Estimating future PM2.5-attributed acute myocardial infarction incident cases under climate mitigation and population change scenarios in Shandong Province, China

Background: The effects of fine particulate matter (PM2.5) on acute myocardial infarction (AMI) have been widely recognized. However, no studies have comprehensively evaluated future PM2.5-attributed AMI burdens under different climate mitigation and population change scenarios. We aimed to quantify the PM2.5-AMI association and estimate the future change in PM2.5-attributed AMI incident cases under six integrated scenarios in 2030 and 2060 in Shandong Province, China. Methods: Daily AMI incident cases and air pollutant data were collected from 136 districts/counties in Shandong Province from 2017 − 2019. A two-stage analysis with a distributed lag nonlinear model was conducted to quantify the baseline PM2.5-AMI association. The future change in PM2.5-attributed AMI incident cases was estimated by combining the fitted PM2.5-AMI association with the projected daily PM2.5 concentrations under six integrated scenarios. We further analyzed the factors driving changes in PM2.5-related AMI incidence using a decomposition method.

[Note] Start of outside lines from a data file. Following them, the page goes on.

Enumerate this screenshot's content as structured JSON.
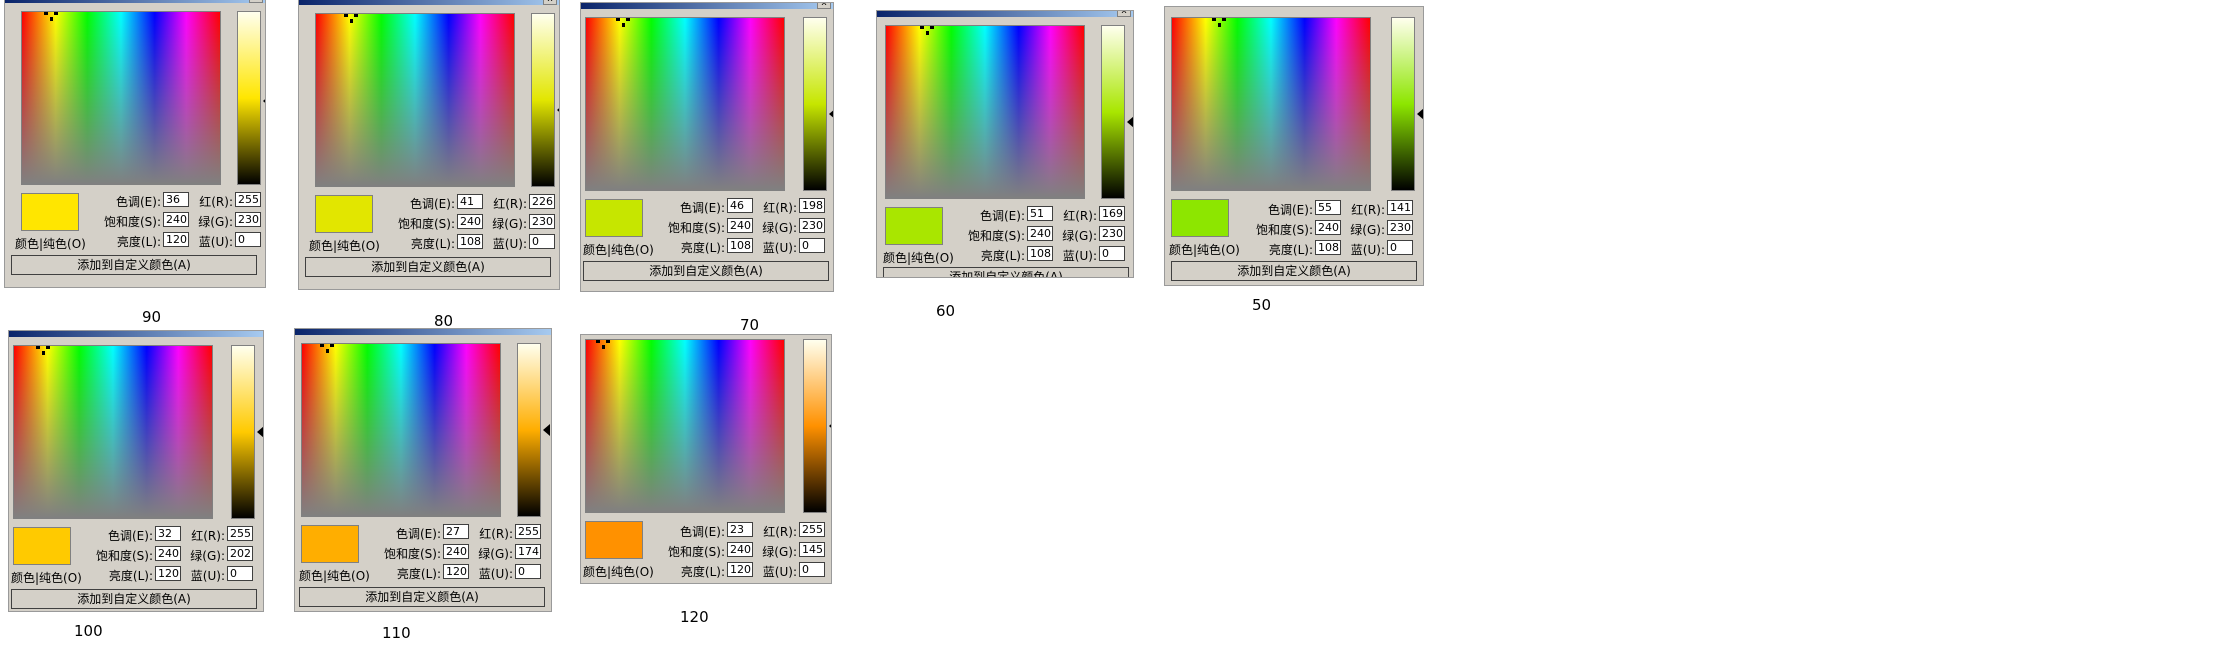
{
  "labels": {
    "hue": "色调(E):",
    "sat": "饱和度(S):",
    "lum": "亮度(L):",
    "red": "红(R):",
    "green": "绿(G):",
    "blue": "蓝(U):",
    "color_solid": "颜色|纯色(O)",
    "add_custom": "添加到自定义颜色(A)",
    "close": "x"
  },
  "dialogs": [
    {
      "caption": "90",
      "hue": "36",
      "sat": "240",
      "lum": "120",
      "red": "255",
      "green": "230",
      "blue": "0",
      "swatch": "#ffe600",
      "lumtop": "#ffffee",
      "lummid": "#ffe600",
      "lumpos": 0.52
    },
    {
      "caption": "80",
      "hue": "41",
      "sat": "240",
      "lum": "108",
      "red": "226",
      "green": "230",
      "blue": "0",
      "swatch": "#e2e600",
      "lumtop": "#ffffee",
      "lummid": "#e2e600",
      "lumpos": 0.56
    },
    {
      "caption": "70",
      "hue": "46",
      "sat": "240",
      "lum": "108",
      "red": "198",
      "green": "230",
      "blue": "0",
      "swatch": "#c6e600",
      "lumtop": "#ffffee",
      "lummid": "#c6e600",
      "lumpos": 0.56
    },
    {
      "caption": "60",
      "hue": "51",
      "sat": "240",
      "lum": "108",
      "red": "169",
      "green": "230",
      "blue": "0",
      "swatch": "#a9e600",
      "lumtop": "#ffffee",
      "lummid": "#a9e600",
      "lumpos": 0.56
    },
    {
      "caption": "50",
      "hue": "55",
      "sat": "240",
      "lum": "108",
      "red": "141",
      "green": "230",
      "blue": "0",
      "swatch": "#8de600",
      "lumtop": "#ffffee",
      "lummid": "#8de600",
      "lumpos": 0.56
    },
    {
      "caption": "100",
      "hue": "32",
      "sat": "240",
      "lum": "120",
      "red": "255",
      "green": "202",
      "blue": "0",
      "swatch": "#ffca00",
      "lumtop": "#ffffee",
      "lummid": "#ffca00",
      "lumpos": 0.5
    },
    {
      "caption": "110",
      "hue": "27",
      "sat": "240",
      "lum": "120",
      "red": "255",
      "green": "174",
      "blue": "0",
      "swatch": "#ffae00",
      "lumtop": "#ffffee",
      "lummid": "#ffae00",
      "lumpos": 0.5
    },
    {
      "caption": "120",
      "hue": "23",
      "sat": "240",
      "lum": "120",
      "red": "255",
      "green": "145",
      "blue": "0",
      "swatch": "#ff9100",
      "lumtop": "#ffffee",
      "lummid": "#ff9100",
      "lumpos": 0.5
    }
  ]
}
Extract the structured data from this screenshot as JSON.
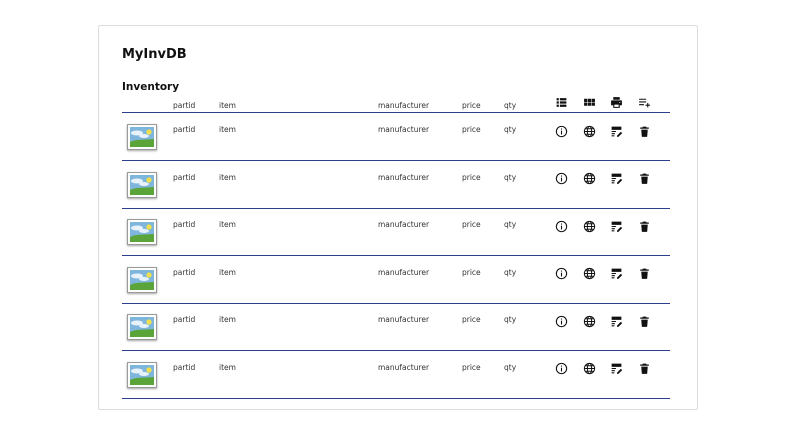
{
  "app": {
    "title": "MyInvDB"
  },
  "inventory": {
    "title": "Inventory",
    "columns": {
      "partid": "partid",
      "item": "item",
      "manufacturer": "manufacturer",
      "price": "price",
      "qty": "qty"
    },
    "header_icons": [
      "list-view-icon",
      "grid-view-icon",
      "print-icon",
      "playlist-add-icon"
    ],
    "row_icons": [
      "info-icon",
      "globe-icon",
      "edit-note-icon",
      "trash-icon"
    ],
    "rows": [
      {
        "partid": "partid",
        "item": "item",
        "manufacturer": "manufacturer",
        "price": "price",
        "qty": "qty"
      },
      {
        "partid": "partid",
        "item": "item",
        "manufacturer": "manufacturer",
        "price": "price",
        "qty": "qty"
      },
      {
        "partid": "partid",
        "item": "item",
        "manufacturer": "manufacturer",
        "price": "price",
        "qty": "qty"
      },
      {
        "partid": "partid",
        "item": "item",
        "manufacturer": "manufacturer",
        "price": "price",
        "qty": "qty"
      },
      {
        "partid": "partid",
        "item": "item",
        "manufacturer": "manufacturer",
        "price": "price",
        "qty": "qty"
      },
      {
        "partid": "partid",
        "item": "item",
        "manufacturer": "manufacturer",
        "price": "price",
        "qty": "qty"
      }
    ]
  },
  "colors": {
    "accent_line": "#2c3e8c",
    "card_border": "#dcdcdc"
  }
}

Results: Each 10 μg/m3 increase in PM2.5 exposure at lag05 was related to an excess risk of 1.3 % (95 % confidence intervals: 0.9 %, 1.7 %) for AMI incidence from 2017 − 2019 in Shandong Province. The estimated total PM2.5-attributed AMI incident cases would increase by 10.9−125.9 % and 6.4–244.6 % under Scenarios 1 − 3 in 2030 and 2060, whereas they would decrease by 0.9–5.2 % and 33.0–46.2 % under Scenarios 5 – 6 in 2030 and 2060, respectively. Furthermore, the percentage increases in PM2.5-attributed female cases (2030: −0.3 % to 135.1 %; 2060: −33.2 % to 321.5 %) and aging cases (2030: 15.2–171.8 %; 2060: −21.5 % to 394.2 %) would wholly exceed those in male cases (2030: −1.8 % to 133.2 %; 2060: −41.1 % to 264.3 %) and non-aging cases (2030: −41.0 % to 45.7 %; 2060: −89.5 % to −17.0 %) under six scenarios in 2030 and 2060. Population aging is the main driver of increased PM2.5-related AMI incidence under Scenarios 1 − 3 in 2030 and 2060, while improved air quality can offset these negative effects of population aging under the implementation of the carbon neutrality and 1.5 °C targets. Conclusion: The combination of ambitious climate policies (i.e., 1.5 °C warming limits and carbon neutrality targets) with stringent clean air policies is necessary to reduce the health impacts of air pollution in Shandong Province, China, regardless of population aging.